Usuários de crack que foram expulsos da cracolândia, com a operação de forças do Estado e da Prefeitura de São Paulo, no domingo (21) - Nelson Antoine/UOL
Usuários de crack que foram expulsos da cracolândia, com a operação de forças do Estado e da Prefeitura de São Paulo, no domingo (21) Imagem: Nelson Antoine/UOL

Janaina Garcia

Do UOL, em São Paulo

02/06/2017 19h33Atualizada em 02/06/2017 20h09

A Promotoria da Habitação e Urbanismo de São Paulo pediu à Justiça, em ação civil pública, uma liminar para impedir que a administração do prefeito João Doria (PSDB) comece a implementar projeto urbanístico na região da antiga cracolândia sem a participação popular --e por meio da formação de um Conselho Gestor --e para evitar que moradores sejam removidos do perímetro original da cracolândia. A ação foi distribuída para a 3ª Vara de Fazenda Pública da capital --a mesma que, na semana passada, aceitou liminar da Defensoria Pública do Estado, contra o Município, e proibiu as remoções e demolições na região, sem aviso prévio, sob pena de multa diária de R$ 10 mil.

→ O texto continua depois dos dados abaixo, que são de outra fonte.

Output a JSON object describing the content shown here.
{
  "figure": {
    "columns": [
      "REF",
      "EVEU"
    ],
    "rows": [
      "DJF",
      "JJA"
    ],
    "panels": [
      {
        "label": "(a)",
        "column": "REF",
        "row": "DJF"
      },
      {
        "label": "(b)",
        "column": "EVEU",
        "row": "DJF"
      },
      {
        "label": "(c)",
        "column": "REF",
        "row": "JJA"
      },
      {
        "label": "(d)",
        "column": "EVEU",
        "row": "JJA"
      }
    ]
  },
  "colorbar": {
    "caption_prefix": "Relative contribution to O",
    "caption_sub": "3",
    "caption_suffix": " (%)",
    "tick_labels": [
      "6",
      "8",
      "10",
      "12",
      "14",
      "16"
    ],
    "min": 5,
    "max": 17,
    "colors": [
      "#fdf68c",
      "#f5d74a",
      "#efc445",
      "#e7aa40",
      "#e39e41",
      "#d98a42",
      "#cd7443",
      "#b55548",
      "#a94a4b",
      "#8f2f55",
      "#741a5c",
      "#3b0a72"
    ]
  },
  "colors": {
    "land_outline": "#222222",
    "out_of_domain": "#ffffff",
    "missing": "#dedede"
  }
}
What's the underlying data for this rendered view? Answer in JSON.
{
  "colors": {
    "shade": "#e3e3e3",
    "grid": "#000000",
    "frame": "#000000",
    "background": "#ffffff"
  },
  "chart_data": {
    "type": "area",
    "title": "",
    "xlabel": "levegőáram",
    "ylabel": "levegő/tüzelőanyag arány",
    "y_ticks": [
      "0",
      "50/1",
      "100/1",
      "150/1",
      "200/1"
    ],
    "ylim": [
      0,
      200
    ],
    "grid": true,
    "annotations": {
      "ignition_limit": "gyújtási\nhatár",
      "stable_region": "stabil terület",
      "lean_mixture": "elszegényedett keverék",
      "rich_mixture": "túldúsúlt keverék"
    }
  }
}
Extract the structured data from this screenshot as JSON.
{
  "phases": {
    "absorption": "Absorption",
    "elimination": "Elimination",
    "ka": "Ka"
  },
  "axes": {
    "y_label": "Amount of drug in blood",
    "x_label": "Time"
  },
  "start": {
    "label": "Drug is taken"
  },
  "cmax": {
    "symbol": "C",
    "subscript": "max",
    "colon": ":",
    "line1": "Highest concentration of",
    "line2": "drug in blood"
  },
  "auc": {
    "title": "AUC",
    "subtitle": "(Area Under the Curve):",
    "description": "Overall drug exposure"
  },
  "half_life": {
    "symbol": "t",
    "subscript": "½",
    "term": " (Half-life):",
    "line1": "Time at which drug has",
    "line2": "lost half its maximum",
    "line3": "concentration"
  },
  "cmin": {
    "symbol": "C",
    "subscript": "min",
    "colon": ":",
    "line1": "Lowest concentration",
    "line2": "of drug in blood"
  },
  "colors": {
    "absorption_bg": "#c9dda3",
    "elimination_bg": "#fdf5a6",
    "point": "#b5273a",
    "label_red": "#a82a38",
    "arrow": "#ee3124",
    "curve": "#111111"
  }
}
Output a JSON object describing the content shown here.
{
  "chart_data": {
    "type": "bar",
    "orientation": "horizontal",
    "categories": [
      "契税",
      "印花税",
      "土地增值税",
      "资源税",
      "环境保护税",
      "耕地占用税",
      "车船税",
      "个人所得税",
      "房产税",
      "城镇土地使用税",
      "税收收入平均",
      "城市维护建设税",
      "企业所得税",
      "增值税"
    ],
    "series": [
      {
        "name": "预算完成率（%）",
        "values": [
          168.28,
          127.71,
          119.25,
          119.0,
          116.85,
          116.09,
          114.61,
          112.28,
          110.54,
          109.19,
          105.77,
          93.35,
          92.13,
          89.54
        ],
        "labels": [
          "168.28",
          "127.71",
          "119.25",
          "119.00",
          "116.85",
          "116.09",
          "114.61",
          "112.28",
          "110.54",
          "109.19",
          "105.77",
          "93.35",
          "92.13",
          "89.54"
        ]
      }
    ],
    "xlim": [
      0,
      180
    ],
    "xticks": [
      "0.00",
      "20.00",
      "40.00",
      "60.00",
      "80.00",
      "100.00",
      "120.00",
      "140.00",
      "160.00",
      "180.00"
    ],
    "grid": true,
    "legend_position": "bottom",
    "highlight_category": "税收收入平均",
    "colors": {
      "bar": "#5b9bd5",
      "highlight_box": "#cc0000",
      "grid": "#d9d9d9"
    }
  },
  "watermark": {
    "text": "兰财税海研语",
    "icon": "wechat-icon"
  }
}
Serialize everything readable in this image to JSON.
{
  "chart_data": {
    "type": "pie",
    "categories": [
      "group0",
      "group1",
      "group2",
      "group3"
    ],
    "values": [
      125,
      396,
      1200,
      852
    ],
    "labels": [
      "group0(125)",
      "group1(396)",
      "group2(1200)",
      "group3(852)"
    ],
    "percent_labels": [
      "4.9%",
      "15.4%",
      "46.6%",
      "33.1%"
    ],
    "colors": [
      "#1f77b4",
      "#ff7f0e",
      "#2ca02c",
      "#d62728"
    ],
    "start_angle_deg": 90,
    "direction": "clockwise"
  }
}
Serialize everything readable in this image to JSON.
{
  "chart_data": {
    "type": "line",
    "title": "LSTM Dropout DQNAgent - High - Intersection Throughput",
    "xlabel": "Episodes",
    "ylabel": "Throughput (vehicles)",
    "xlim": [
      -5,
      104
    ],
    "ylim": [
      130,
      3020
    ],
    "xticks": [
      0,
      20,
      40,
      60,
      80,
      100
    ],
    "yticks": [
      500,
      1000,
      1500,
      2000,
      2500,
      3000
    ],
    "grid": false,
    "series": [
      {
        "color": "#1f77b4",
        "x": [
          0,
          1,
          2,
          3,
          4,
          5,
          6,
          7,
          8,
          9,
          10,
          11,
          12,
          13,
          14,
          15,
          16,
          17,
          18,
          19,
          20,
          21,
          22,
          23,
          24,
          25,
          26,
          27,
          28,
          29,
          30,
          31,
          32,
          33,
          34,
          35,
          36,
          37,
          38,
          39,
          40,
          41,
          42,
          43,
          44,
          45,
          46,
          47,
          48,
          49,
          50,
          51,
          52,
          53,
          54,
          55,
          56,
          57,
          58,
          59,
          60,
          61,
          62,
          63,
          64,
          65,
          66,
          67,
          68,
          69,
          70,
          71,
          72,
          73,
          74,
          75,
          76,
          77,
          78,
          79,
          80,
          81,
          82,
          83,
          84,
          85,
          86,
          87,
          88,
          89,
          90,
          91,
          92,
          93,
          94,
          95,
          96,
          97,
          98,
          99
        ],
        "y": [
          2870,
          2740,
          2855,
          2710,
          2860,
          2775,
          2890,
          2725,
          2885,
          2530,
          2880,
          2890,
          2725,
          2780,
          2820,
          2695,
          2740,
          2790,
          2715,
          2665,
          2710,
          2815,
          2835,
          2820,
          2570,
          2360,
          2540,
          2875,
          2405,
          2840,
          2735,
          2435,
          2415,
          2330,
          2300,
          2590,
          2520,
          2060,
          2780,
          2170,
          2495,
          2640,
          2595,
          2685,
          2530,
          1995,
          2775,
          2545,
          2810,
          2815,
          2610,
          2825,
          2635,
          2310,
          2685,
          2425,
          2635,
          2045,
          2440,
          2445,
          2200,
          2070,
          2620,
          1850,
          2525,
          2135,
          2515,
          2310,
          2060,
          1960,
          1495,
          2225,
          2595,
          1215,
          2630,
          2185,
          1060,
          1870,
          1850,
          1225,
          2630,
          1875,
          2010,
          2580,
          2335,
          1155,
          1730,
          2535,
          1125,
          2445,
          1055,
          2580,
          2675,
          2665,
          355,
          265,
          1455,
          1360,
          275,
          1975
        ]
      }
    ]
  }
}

Conforme a ação de hoje, a prefeitura apresentou, em maio, após discussão com o próprio Ministério Público, o projeto Redenção, pelo qual se comprometeu a conduzir com “prudência necessária a implementação de políticas públicas intersetoriais” na região, por ser um local onde “sabidamente conviviam dependentes químicos, moradores em situação de rua, traficantes de droga, além de comerciantes e demais habitantes dos edifícios circunvizinhos”.

"O Município de São Paulo ignorou aquelas etapas e deu início a medidas afoitas de dispersão de pessoas e demolição de imóveis que contrariavam o espírito do seu próprio projeto”, contrapôs a ação da promotoria, à qual a Prefeitura contraria "de maneira expressa disposição do Plano Diretor do Município."

"Diferentemente do que consta no projeto, e em total desacordo com as etapas nele definidas, foram vistas apenas iniciativas visando à desobstrução dos espaços públicos através da retirada dos usuários de crack e também a demolição de alguns imóveis. Demolições essas que, por terem desatendido às normas urbanísticas aplicáveis, devem ser tidas por ilegais, ensejando a indenização dos prejuízos sofridos pelas pessoas que ali viviam ou exerciam atividades profissionais e que foram indevidamente removidas do local”, afirmam os promotores Marcus Vinicius Monteiro dos Santos, Camila Mansour Magalhães da Silveira e Roberto Luís de Oliveira Pimentel, que subscrevem a ação.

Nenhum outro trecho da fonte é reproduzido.